“David Kirp says the graduation rates of most American colleges and universities are unacceptable – they are simply too low. In The College Dropout Scandal (Oxford University Press), Kirp makes the case for dramatic improvements. A professor at the Graduate School of the University of California, Berkeley, he outlines his views in this email interview.” …
https://www.insidehighered.com/news/2019/08/01/author-discusses-his-book-college-dropout-scandal
Note: Kirp is an Emeritus Professor of Public Policy: https://gspp.berkeley.edu/directories/faculty/david-kirp
The interview and presumably the book go beyond the usual superficial view of graduation rates (where student selection effects dominate) and looks into colleges’ treatment effects on graduation rates after accounting for student characteristics, with examples of different colleges with similar student characteristics having different graduation rates.

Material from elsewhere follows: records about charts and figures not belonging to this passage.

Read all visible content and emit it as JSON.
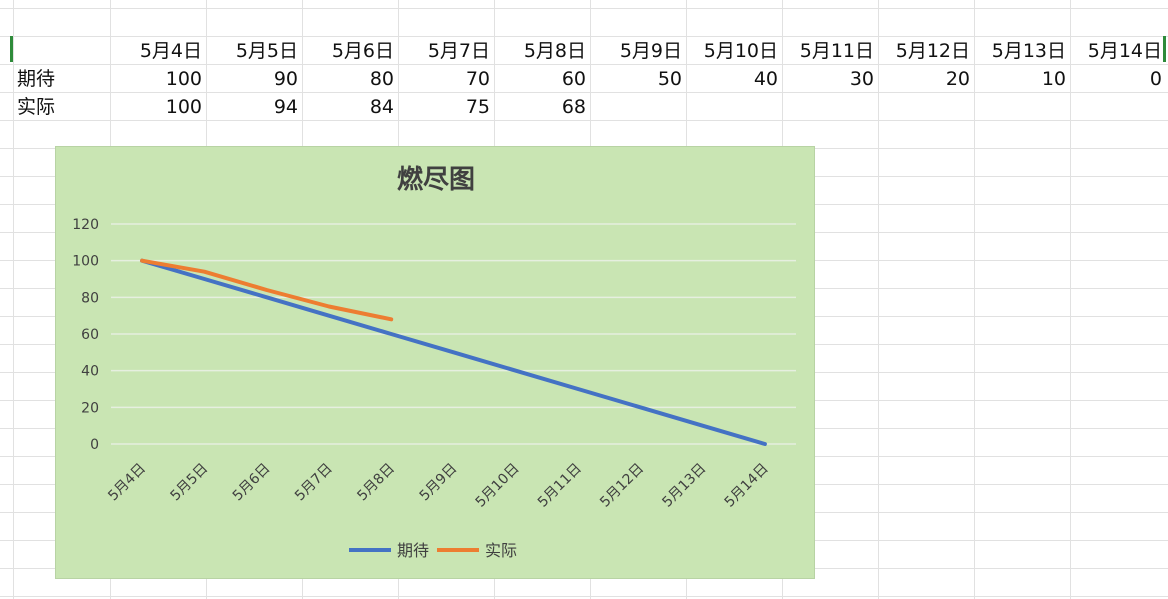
{
  "sheet": {
    "header_row": [
      "",
      "5月4日",
      "5月5日",
      "5月6日",
      "5月7日",
      "5月8日",
      "5月9日",
      "5月10日",
      "5月11日",
      "5月12日",
      "5月13日",
      "5月14日"
    ],
    "rows": [
      {
        "label": "期待",
        "values": [
          "100",
          "90",
          "80",
          "70",
          "60",
          "50",
          "40",
          "30",
          "20",
          "10",
          "0"
        ]
      },
      {
        "label": "实际",
        "values": [
          "100",
          "94",
          "84",
          "75",
          "68",
          "",
          "",
          "",
          "",
          "",
          ""
        ]
      }
    ]
  },
  "chart_data": {
    "type": "line",
    "title": "燃尽图",
    "categories": [
      "5月4日",
      "5月5日",
      "5月6日",
      "5月7日",
      "5月8日",
      "5月9日",
      "5月10日",
      "5月11日",
      "5月12日",
      "5月13日",
      "5月14日"
    ],
    "series": [
      {
        "name": "期待",
        "color": "#4472c4",
        "values": [
          100,
          90,
          80,
          70,
          60,
          50,
          40,
          30,
          20,
          10,
          0
        ]
      },
      {
        "name": "实际",
        "color": "#ed7d31",
        "values": [
          100,
          94,
          84,
          75,
          68,
          null,
          null,
          null,
          null,
          null,
          null
        ]
      }
    ],
    "y_ticks": [
      0,
      20,
      40,
      60,
      80,
      100,
      120
    ],
    "ylim": [
      0,
      120
    ],
    "grid": true,
    "legend_position": "bottom",
    "background_color": "#c9e5b3",
    "gridline_color": "#e6efe0"
  }
}
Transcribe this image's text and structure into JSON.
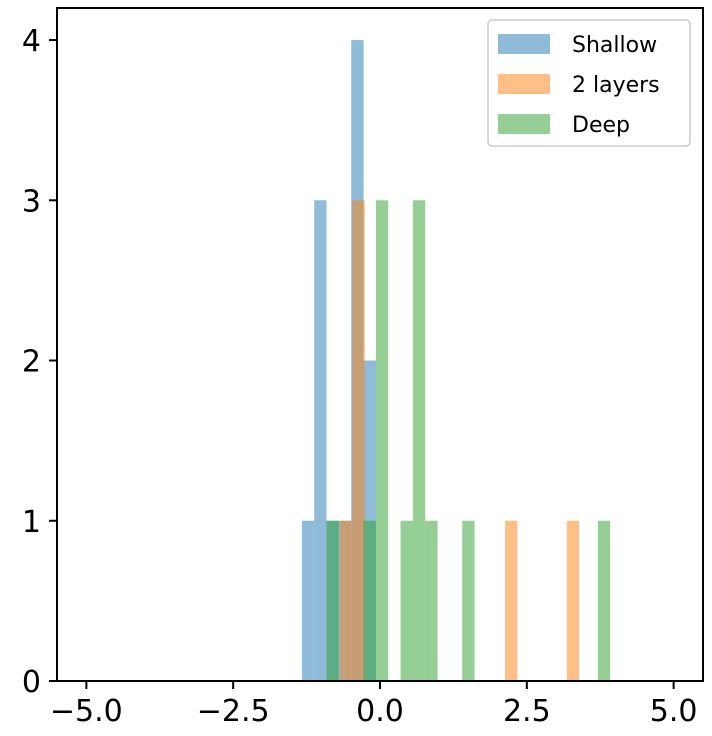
{
  "chart_data": {
    "type": "bar",
    "title": "",
    "xlabel": "",
    "ylabel": "",
    "xlim": [
      -5.5,
      5.5
    ],
    "ylim": [
      0,
      4.2
    ],
    "xticks": [
      {
        "value": -5.0,
        "label": "−5.0"
      },
      {
        "value": -2.5,
        "label": "−2.5"
      },
      {
        "value": 0.0,
        "label": "0.0"
      },
      {
        "value": 2.5,
        "label": "2.5"
      },
      {
        "value": 5.0,
        "label": "5.0"
      }
    ],
    "yticks": [
      {
        "value": 0,
        "label": "0"
      },
      {
        "value": 1,
        "label": "1"
      },
      {
        "value": 2,
        "label": "2"
      },
      {
        "value": 3,
        "label": "3"
      },
      {
        "value": 4,
        "label": "4"
      }
    ],
    "grid": false,
    "legend_position": "top-right",
    "series": [
      {
        "name": "Shallow",
        "color": "#1f77b4",
        "bins": [
          {
            "x0": -1.33,
            "x1": -1.12,
            "count": 1
          },
          {
            "x0": -1.12,
            "x1": -0.91,
            "count": 3
          },
          {
            "x0": -0.91,
            "x1": -0.7,
            "count": 1
          },
          {
            "x0": -0.7,
            "x1": -0.49,
            "count": 1
          },
          {
            "x0": -0.49,
            "x1": -0.28,
            "count": 4
          },
          {
            "x0": -0.28,
            "x1": -0.07,
            "count": 2
          }
        ]
      },
      {
        "name": "2 layers",
        "color": "#ff7f0e",
        "bins": [
          {
            "x0": -0.68,
            "x1": -0.47,
            "count": 1
          },
          {
            "x0": -0.47,
            "x1": -0.26,
            "count": 3
          },
          {
            "x0": 2.13,
            "x1": 2.34,
            "count": 1
          },
          {
            "x0": 3.18,
            "x1": 3.39,
            "count": 1
          }
        ]
      },
      {
        "name": "Deep",
        "color": "#2ca02c",
        "bins": [
          {
            "x0": -0.91,
            "x1": -0.7,
            "count": 1
          },
          {
            "x0": -0.28,
            "x1": -0.07,
            "count": 1
          },
          {
            "x0": -0.07,
            "x1": 0.14,
            "count": 3
          },
          {
            "x0": 0.35,
            "x1": 0.56,
            "count": 1
          },
          {
            "x0": 0.56,
            "x1": 0.77,
            "count": 3
          },
          {
            "x0": 0.77,
            "x1": 0.98,
            "count": 1
          },
          {
            "x0": 1.4,
            "x1": 1.61,
            "count": 1
          },
          {
            "x0": 3.71,
            "x1": 3.92,
            "count": 1
          }
        ]
      }
    ]
  }
}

For example, Kirp notes that CSU Chico and Eastern Michigan have similar student characteristics, but their graduation rates are very different (68.7% versus 40.7% in six years), and the “opportunity gap” (in graduation rates) for “new gen” (URM, Pell, 1G) students is greatly different between the schools.

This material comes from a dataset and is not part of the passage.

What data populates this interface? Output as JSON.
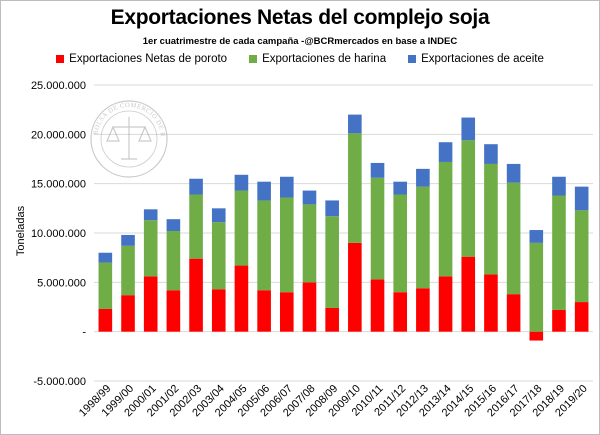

Kirp also recognizes that incentives to colleges need to be considered carefully: “This doesn’t mean rewarding schools simply on the basis of their graduation rate, because that might well lead them to set higher admissions standards and relax academic requirements. Instead, the focus should be on adopting policies that remove the biggest roadblocks.”
However, Kirp mentions cost and financial aid issues only briefly in the interview, even though other studies suggest that these and related issues are the most common reasons for dropping out of college.